Contempler est une façon de « prendre soin », sans aucune convoitise, écrit Christian Bobin.
Aussi, éclairés de ces mots, arrêtons-nous la tête penchée sur celles modestement inclinées des bourraches, aux fleurs célestes regroupées en cymes.
Répondant à une esthétique et à un affranchissement hors pair, l’exubérante herbe trapue originaire d’Anatolie méritait une étude de personnalité et un bilan de compétences.
Son étymologie provient du latin « burra » désignant la bure des moines, un vêtement à la grossière étoffe de laine brune, et de l’arabe « abû’araq », traduit père de la sueur, en référence à ses propriétés thérapeutiques.

En floriographie, la bourrache figure la joie champêtre, la profusion et l’entrain.
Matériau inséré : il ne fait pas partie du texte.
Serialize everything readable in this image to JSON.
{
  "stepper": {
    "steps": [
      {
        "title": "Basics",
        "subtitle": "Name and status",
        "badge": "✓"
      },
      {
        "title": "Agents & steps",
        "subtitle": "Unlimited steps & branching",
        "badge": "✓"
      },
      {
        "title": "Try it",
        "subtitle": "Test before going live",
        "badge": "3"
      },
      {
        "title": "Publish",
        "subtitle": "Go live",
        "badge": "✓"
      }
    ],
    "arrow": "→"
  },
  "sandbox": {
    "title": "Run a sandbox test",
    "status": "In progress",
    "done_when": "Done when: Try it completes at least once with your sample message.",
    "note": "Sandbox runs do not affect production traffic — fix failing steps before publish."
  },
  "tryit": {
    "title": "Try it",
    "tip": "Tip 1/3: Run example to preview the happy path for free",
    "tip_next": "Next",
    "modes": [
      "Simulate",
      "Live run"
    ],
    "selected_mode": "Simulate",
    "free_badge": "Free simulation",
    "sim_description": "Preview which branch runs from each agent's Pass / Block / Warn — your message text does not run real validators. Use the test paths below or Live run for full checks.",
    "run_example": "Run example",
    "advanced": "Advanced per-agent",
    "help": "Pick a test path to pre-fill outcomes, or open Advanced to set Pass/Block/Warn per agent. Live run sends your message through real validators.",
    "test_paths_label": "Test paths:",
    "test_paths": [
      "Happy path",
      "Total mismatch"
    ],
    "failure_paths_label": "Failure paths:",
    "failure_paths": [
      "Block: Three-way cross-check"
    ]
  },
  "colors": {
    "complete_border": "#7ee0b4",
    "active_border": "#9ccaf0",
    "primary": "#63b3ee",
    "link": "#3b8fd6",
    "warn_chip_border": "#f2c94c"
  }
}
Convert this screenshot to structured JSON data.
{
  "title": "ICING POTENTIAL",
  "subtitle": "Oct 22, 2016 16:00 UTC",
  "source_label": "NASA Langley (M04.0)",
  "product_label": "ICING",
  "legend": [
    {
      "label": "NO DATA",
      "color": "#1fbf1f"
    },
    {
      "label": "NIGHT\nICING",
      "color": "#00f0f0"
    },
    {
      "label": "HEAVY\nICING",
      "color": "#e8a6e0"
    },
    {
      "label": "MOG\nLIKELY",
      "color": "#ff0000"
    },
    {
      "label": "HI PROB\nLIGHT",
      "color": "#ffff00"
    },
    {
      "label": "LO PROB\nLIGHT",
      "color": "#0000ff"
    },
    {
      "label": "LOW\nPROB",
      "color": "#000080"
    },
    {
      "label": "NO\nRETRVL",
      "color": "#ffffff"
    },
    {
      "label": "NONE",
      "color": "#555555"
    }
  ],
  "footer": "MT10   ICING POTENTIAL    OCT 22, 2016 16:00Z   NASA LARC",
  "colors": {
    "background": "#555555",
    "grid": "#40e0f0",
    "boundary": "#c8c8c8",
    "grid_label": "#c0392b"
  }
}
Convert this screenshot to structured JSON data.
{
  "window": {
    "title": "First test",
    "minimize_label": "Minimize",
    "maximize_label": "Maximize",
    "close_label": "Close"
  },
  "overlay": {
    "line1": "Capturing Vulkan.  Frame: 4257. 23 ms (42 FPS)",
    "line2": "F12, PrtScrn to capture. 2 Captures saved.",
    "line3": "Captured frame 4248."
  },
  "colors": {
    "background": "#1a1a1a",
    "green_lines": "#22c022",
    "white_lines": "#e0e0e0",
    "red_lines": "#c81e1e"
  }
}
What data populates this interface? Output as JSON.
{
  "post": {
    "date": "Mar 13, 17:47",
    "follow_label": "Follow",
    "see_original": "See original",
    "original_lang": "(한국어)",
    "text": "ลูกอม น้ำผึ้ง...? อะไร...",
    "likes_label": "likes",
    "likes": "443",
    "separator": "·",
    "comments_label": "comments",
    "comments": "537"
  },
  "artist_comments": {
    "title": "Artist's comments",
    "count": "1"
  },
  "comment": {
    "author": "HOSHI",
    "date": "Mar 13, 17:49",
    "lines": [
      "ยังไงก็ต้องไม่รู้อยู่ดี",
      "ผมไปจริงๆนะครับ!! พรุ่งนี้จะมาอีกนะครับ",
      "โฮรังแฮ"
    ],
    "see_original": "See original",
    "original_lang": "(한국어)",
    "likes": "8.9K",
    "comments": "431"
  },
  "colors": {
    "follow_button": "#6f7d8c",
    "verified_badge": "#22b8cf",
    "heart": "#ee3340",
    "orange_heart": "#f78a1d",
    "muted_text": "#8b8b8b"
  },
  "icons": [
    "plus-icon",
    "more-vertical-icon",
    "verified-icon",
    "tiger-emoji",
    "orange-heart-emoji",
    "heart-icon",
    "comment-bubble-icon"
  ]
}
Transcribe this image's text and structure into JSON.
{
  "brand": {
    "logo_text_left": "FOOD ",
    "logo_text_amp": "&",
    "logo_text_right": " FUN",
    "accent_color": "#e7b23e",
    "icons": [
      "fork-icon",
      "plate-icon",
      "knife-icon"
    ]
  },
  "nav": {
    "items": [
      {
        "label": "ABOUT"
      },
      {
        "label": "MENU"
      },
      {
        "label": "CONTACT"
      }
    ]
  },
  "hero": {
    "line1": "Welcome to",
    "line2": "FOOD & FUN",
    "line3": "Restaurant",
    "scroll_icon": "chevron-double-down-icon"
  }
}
Appréciée à ce titre dans la civilisation gréco-romaine en tant qu’être fustigeant la mélancolie, ses fleurons macérés en alcool, offrent un élixir aphrodisiaque, d’où son héritage de plante « euphorisine », celle qui rend bienheureux.
Des racines charnues et pivotantes nourrissent un corps méritant de « simple » au port dressé, empressé de vivre, bleuissant originalement avant sa majorité.

D’amples oreilles duveteuses et gaufrées à tiges pileuses, cylindriques et creuses, épousent l’alacrité de la jouvencelle, sur de longs bras velus et cassants, constellés de saphirs et de lapis.
Légende de l’image : Des bras velus et cassants soutiennent des fleurs célestes regroupées en cymes © Yves Meurville
Longtemps bannie, l’apatride s’est réveillée starisée au 17 ème siècle, semée et adoptée en condiment, légume et phytothérapie.
Dès le Renouveau, la bourrache s’enguirlande d’étoiles outremer, accroches-coeur à cinq branches, appréciées des insectes pollinisateurs, lui concédant les palmes honorifiques de « pain des abeilles », et pour ses futures graines, de « manne des fourmis ».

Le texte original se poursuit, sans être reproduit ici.